Colin Gleadell provides his usual sedulous recap of the London Contemporary sales. There’s a lot in there for anyone who follows the market. So be sure to click through and read the whole column.
We would like to point out that it is almost irrelevant to compare early 2008 prices with any other prices because they remain such outliers even in the context of the 2006-2008 take off in Contemporary art prices. Nonetheless, Gleadell homes in on Charles Saatchi’s collection culling sales and sees some strong profits:
There were several works on offer by Jeff Koons, but his current Serpentine Gallery show was not enough to revive past price levels. At Christie’s, a 7ft-tall, stainless-steel cut-out in the shape of a walrus sold for £361,000 – half the price another from the series made a year ago. A smaller stainless-steel sculpture, Mermaid Troll, sold for £241,500 compared to the £512,800 another from the edition had fetched in 2007.

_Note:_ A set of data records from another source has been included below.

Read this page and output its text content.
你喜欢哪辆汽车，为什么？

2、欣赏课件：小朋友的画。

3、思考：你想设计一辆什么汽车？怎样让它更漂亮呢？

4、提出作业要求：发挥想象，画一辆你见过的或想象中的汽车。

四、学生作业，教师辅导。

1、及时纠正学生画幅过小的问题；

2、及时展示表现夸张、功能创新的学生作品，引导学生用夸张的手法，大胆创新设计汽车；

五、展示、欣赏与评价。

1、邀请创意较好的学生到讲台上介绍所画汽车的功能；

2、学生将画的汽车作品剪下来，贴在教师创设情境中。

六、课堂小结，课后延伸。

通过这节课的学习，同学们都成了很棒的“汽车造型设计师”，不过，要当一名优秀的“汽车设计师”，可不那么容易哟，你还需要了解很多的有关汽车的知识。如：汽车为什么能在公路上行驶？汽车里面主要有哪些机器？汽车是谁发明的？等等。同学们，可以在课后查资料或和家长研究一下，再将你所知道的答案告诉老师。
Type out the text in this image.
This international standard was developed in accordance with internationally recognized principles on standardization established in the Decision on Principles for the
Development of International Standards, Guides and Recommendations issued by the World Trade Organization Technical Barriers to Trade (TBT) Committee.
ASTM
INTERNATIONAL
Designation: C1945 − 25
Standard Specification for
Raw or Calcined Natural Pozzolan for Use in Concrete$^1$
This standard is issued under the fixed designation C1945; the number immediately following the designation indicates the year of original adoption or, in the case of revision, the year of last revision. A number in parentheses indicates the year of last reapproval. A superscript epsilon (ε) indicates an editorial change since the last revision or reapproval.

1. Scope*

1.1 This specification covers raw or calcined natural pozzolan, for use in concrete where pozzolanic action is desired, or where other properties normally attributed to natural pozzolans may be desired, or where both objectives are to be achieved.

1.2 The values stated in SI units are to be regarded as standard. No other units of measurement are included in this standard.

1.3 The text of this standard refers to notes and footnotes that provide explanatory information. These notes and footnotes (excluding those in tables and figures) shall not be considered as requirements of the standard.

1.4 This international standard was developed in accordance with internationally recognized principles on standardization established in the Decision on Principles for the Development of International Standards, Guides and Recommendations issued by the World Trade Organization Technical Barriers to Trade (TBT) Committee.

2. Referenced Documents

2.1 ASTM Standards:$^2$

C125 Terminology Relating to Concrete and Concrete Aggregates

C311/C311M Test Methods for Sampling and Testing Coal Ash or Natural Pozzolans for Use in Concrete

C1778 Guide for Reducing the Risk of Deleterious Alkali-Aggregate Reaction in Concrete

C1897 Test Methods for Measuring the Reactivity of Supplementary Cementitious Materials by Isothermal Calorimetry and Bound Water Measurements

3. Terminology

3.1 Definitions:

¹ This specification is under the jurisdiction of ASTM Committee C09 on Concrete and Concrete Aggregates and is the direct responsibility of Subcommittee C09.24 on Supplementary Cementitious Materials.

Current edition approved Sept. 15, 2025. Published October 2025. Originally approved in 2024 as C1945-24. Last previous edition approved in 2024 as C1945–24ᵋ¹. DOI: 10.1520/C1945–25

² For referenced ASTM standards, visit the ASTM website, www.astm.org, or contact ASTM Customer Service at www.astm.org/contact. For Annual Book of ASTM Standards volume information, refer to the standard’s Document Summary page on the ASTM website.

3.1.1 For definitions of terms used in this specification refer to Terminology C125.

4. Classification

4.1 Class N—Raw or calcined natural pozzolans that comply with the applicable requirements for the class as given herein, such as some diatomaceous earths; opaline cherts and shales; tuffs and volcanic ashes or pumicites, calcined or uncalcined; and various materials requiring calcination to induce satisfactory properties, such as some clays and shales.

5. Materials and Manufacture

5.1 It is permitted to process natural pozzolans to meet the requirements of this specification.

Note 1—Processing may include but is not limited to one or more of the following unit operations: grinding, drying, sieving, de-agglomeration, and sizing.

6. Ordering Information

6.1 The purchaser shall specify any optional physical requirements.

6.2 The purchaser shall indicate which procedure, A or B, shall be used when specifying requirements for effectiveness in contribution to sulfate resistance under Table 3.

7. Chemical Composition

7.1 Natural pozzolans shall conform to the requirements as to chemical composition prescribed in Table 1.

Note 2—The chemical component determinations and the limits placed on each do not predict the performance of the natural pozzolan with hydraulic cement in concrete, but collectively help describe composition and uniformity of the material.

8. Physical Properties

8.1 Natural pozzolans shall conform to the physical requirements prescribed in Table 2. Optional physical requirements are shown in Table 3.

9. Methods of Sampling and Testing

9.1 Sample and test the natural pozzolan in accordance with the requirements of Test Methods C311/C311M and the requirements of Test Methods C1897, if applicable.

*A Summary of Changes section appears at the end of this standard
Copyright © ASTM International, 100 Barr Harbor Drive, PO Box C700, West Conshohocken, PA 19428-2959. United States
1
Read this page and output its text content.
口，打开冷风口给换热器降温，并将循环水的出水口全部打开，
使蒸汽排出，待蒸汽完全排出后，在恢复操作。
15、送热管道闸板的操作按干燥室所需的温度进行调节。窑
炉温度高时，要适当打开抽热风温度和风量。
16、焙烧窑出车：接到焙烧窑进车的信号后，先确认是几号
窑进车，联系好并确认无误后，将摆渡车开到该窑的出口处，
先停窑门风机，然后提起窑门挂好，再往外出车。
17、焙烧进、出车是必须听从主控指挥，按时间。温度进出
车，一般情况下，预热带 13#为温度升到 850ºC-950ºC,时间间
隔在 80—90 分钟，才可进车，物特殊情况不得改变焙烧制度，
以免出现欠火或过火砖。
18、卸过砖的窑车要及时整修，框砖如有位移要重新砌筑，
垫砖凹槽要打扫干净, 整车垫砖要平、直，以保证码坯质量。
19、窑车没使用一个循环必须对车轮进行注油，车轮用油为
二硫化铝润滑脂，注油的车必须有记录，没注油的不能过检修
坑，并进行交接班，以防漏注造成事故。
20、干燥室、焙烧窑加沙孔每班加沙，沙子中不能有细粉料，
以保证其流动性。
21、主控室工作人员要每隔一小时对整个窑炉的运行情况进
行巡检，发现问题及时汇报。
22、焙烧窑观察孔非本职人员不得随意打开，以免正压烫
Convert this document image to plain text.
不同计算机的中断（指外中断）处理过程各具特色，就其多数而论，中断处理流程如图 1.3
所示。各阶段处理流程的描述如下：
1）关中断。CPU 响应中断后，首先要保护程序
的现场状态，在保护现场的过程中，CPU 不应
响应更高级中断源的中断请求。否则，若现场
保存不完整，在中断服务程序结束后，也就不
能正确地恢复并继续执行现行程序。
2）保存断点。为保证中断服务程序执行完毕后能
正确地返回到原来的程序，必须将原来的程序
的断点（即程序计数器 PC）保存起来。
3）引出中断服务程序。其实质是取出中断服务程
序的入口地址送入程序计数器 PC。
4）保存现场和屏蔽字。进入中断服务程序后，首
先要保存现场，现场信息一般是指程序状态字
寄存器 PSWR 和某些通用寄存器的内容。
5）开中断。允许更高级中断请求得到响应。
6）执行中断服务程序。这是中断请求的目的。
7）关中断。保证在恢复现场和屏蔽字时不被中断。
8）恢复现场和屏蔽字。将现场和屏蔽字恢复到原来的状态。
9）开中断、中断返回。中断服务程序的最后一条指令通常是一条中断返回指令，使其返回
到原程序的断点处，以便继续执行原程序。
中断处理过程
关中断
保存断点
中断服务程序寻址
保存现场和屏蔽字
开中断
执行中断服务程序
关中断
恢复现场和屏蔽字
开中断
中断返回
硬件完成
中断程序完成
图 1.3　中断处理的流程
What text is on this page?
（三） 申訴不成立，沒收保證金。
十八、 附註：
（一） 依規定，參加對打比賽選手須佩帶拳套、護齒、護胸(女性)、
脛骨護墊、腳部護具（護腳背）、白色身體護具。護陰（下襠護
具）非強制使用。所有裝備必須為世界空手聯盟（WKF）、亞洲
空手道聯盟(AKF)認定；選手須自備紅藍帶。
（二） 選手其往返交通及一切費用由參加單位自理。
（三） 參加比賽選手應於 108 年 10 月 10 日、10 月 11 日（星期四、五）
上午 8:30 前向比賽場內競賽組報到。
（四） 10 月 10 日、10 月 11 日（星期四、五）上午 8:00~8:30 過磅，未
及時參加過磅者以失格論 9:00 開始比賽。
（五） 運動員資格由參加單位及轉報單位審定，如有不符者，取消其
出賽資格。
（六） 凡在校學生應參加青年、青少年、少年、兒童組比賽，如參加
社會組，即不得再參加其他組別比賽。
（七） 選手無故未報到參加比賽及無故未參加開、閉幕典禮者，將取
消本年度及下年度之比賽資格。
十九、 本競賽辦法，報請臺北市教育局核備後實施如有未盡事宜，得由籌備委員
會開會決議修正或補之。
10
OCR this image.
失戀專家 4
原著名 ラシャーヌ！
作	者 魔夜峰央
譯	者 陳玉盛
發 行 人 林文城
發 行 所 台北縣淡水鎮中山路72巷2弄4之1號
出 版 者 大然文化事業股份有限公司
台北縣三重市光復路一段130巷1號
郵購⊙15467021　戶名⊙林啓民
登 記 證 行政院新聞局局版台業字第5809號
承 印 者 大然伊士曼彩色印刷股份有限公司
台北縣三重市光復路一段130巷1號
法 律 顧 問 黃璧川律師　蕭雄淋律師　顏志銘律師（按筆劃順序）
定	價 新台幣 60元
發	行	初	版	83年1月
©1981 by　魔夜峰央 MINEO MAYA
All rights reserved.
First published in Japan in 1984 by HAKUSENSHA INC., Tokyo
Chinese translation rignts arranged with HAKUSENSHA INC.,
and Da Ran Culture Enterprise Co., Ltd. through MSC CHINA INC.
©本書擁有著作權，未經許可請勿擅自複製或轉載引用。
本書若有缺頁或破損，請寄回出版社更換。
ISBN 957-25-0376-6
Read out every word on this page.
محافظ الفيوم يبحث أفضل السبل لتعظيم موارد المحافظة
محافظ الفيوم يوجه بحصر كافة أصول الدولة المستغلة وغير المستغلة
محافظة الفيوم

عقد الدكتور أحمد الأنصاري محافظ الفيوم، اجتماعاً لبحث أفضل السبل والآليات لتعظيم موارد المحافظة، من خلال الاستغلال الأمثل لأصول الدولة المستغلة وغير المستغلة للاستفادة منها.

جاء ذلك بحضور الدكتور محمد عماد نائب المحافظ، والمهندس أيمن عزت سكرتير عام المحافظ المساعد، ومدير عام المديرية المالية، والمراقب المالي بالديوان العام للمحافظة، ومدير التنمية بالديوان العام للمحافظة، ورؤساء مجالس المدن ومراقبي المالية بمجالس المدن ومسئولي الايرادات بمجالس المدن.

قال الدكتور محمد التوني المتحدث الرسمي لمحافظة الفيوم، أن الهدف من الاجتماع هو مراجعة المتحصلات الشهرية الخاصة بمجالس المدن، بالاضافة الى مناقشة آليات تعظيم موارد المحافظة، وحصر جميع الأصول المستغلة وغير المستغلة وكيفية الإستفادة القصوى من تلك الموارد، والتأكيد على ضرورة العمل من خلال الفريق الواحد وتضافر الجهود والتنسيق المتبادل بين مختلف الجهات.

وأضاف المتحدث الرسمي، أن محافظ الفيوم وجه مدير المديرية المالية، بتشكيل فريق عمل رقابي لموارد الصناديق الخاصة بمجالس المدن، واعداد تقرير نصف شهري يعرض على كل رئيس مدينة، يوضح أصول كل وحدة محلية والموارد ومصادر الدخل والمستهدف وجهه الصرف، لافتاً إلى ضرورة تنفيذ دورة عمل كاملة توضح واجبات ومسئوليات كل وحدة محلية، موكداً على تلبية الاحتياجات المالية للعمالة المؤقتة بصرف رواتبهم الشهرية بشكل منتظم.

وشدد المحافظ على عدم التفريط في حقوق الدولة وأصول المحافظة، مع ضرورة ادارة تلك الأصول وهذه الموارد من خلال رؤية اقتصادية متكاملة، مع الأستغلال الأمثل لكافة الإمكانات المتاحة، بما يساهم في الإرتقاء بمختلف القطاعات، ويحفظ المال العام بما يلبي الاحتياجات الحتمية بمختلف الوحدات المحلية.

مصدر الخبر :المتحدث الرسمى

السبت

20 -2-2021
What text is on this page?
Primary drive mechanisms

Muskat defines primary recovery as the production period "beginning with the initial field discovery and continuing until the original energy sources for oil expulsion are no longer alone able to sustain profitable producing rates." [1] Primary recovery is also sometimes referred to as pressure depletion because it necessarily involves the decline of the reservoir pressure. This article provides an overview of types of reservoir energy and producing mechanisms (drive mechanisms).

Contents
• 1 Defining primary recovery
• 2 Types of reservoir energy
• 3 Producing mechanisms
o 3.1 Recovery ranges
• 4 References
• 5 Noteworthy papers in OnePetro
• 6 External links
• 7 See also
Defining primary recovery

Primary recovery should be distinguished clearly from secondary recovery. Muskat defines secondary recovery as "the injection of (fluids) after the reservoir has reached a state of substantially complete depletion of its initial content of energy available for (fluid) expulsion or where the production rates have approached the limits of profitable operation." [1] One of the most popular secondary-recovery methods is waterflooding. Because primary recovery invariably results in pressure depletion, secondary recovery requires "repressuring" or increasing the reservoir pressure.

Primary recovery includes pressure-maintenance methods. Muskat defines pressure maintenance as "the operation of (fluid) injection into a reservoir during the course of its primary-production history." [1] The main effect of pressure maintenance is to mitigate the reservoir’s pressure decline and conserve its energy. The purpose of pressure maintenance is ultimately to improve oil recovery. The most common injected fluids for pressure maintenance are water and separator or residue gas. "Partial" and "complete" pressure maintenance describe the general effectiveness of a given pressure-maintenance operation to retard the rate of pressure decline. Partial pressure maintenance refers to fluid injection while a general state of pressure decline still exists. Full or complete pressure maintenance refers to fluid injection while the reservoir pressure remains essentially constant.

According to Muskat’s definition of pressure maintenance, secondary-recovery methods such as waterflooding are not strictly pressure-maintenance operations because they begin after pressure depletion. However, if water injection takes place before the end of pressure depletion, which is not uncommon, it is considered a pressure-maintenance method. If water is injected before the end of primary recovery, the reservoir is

The troll was sold at Phillips de Pury & Co, where Charles Saatchi, who constantly recycles his collection, was disposing of more than £1 million of art. One work by Anselm Reyle, a 39-year-old Berliner whose shimmering silver-foil creations had seen massive price increases during the boom, sold for less than half the price similar works had realised last year. Paintings by Zhang Xiaogang and Wang Guangyi, two of the hottest Chinese artists during the boom, were unsold.
However, there was an upside. A butterfly drawing from the Saatchi collection by the American Mark Grotjahn, whose work is on display at the Gagosian Gallery in London, fetched a record £145,000 for a work on paper by the artist, and a painting by Yue Minjun, which Saatchi acquired three years ago for £249,000, sold for just over £421,000.